Though it was sunny, it was cool enough that the streets were still damp, orange leaves pasted stubbornly to the pavement, a smoky scent in the air. Lenox passed the usual fellows: men hawking newspapers, children selling cigars and tobacco, ladies and gentlemen shopping in the quiet midweek morning.
He had hoped that he might solve the case—ambition never hurt!—on this walk. Instead he found that his thoughts kept returning to Deere.
Lenox had once imagined himself, briefly, to be in love with Lady Jane.

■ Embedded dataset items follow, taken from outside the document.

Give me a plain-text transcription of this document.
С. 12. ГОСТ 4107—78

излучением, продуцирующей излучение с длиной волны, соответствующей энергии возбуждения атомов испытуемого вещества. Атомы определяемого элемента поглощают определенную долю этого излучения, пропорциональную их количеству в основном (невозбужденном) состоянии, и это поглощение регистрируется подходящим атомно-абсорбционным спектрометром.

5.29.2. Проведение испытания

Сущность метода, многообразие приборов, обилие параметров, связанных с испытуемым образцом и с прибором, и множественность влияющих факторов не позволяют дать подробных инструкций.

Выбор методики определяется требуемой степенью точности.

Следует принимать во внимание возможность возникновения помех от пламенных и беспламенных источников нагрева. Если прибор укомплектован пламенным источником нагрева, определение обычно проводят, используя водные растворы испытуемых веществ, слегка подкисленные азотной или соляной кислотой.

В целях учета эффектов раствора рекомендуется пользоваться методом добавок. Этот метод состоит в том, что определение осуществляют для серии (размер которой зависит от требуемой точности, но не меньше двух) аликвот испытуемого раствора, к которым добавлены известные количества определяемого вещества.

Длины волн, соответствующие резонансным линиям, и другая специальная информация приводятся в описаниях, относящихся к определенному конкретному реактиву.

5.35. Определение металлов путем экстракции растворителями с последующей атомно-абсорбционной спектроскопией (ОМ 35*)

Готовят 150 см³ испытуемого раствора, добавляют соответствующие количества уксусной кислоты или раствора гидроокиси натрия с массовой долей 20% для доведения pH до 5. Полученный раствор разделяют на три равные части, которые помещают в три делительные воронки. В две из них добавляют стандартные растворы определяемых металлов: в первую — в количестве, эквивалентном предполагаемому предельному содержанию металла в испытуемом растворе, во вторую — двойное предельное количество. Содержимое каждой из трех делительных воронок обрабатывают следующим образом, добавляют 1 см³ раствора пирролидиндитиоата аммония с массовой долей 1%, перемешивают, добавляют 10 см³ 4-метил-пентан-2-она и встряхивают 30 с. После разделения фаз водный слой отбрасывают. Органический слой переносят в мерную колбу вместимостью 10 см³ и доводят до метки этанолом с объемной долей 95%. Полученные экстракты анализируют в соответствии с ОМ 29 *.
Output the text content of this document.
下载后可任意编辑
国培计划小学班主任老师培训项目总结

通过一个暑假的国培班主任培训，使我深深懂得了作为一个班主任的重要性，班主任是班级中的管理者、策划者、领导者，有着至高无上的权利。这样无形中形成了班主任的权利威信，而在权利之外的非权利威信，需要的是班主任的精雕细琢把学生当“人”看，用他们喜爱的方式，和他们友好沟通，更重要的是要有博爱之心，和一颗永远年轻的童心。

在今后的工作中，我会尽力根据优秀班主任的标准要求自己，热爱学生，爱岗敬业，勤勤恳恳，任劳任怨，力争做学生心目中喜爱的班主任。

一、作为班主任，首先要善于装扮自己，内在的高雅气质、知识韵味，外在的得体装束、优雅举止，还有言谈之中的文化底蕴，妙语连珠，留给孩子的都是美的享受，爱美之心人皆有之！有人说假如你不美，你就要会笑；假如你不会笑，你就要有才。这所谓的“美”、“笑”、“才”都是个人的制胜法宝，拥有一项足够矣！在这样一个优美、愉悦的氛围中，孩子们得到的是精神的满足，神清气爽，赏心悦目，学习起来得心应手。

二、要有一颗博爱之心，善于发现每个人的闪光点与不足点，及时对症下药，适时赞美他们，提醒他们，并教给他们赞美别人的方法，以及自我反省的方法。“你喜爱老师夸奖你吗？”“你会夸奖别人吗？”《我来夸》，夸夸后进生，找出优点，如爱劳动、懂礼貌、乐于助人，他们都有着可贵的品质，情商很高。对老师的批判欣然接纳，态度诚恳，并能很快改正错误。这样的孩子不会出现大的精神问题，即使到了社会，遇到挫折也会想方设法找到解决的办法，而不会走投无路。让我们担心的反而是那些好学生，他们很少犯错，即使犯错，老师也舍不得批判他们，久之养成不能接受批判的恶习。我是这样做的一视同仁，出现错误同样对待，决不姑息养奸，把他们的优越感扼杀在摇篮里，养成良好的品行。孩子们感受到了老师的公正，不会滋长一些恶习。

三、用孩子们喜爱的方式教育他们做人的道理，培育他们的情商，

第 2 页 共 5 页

It had made things uncomfortable, until Jane, with her characteristic sensitivity, had contrived to put her husband and her old childhood friend in each other’s way more and more frequently over the course of a few months while Deere was at home.
Lenox had rejected the military as a career—and this had perhaps, unconsciously, created in him some prejudice against Lord Deere.
But he had been wrong. This realization had been slow, but in the end unambiguous. In its aftermath it came to seem obvious—for of course Lenox ought to have known from the start that Lady Jane would never marry anyone unworthy of herself.
He was glad they were friends now, very glad. Still, it left Lenox with a residue of sorrow. For he had proved, in a way, his own unworthiness of Lady Jane; and in truth, some dormant part of his heart still did, perhaps, just flash with love for her.
Was this life? This lack of resolution, and unease? To begin seeking a marriage while old memories still lingered?
It had not seemed as if affairs of the heart would be quite so involved when he was younger. Love, proposal, marriage, happiness: Such was the progression he had expected.
But he was twenty-seven now—rather old, he thought wisely, as he walked up Carting Lane, his cane thumping lightly alongside him—and knew something of life. He resolved (as so many do, and so few do) to leave the past behind. With that settled, closed in his mind, he walked into the Saltire Inn to meet Graham.